The Visualization of the features of TransUnet, P-Mamba w/o PMD, and P-Mamba. The P-Mamba has shown more concentrated feature contours.

Limitation and future work

One limitation of this study is that our experiments were focused exclusively on segmenting the left ventricle in echocardiographic images without exploring its application to other cardiac structures, such as myocardial segmentation31. Expanding the evaluation of additional anatomical regions, particularly the myocardium, would provide a more comprehensive understanding of the method’s performance across various heart components. Furthermore, automated Left Ventricular Ejection Fraction (LVEF) measurement based on this segmentation model can be included to enable heart functional assessment, since it is a critical metric in clinical cardiac evaluation

Additionally, the applicability of our approach to other ultrasound imaging modalities and tasks has yet to be investigated. Future research could investigate the generalization of our method to other types of ultrasound images, such as those used in abdominal or musculoskeletal imaging, to evaluate its robustness and versatility.

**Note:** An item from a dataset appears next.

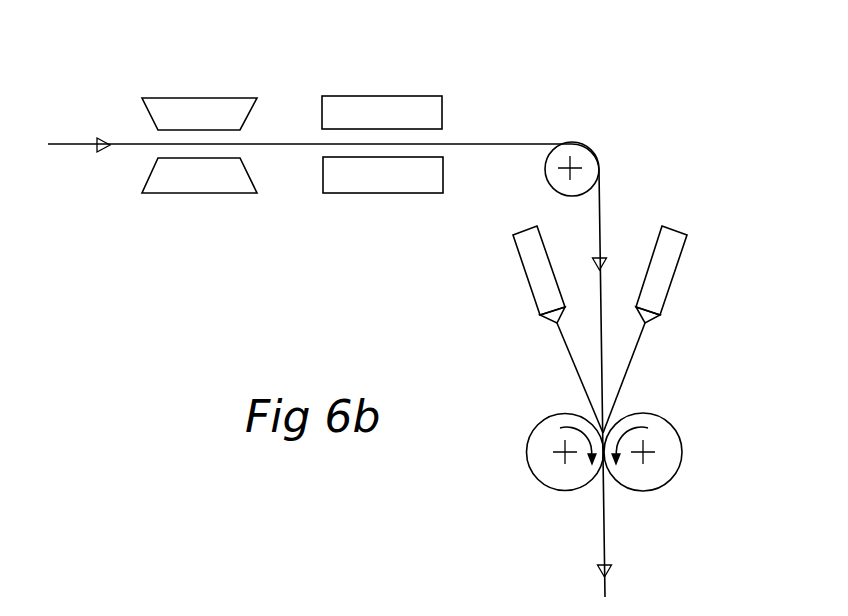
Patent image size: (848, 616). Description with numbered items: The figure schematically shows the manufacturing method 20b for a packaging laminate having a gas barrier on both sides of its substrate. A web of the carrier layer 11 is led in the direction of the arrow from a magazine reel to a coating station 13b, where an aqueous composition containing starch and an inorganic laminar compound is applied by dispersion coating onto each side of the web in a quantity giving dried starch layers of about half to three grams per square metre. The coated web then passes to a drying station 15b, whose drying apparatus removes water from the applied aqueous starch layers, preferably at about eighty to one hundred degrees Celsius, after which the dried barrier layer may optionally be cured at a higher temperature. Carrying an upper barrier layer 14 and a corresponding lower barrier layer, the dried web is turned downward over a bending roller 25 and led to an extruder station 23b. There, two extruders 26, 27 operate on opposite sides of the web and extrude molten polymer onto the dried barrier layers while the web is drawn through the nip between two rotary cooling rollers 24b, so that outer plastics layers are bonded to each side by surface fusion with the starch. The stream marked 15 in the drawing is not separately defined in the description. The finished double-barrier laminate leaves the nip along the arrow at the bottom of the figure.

As large-scale models advance, an interesting direction for future research would be to investigate whether our method adheres to the scaling laws observed in deep learning32, particularly concerning model size, data quantity, and computational requirements. Exploring these aspects could provide valuable insights into the scalability and potential of our approach in more complex or larger datasets.

Conclusion

We present P-Mamba, a model tailored for efficient left ventricular segmentation in pediatric echocardiography, overcoming the background noise interference challenge. Specifically, the DWT-based Perona-Malik Diffusion Block is a mathematically explainable module focusing on local feature extraction. It can gradually suppress background noise disturbance while preserving the boundary details of the left ventricle. The vision Mamba block, on the other hand, can explore global dependencies. We integrate the two parts by borrowing the Mixture of Experts (MOE) ideas, and our P-Mamba successfully achieves an exceptional balance between segmentation accuracy and efficiency.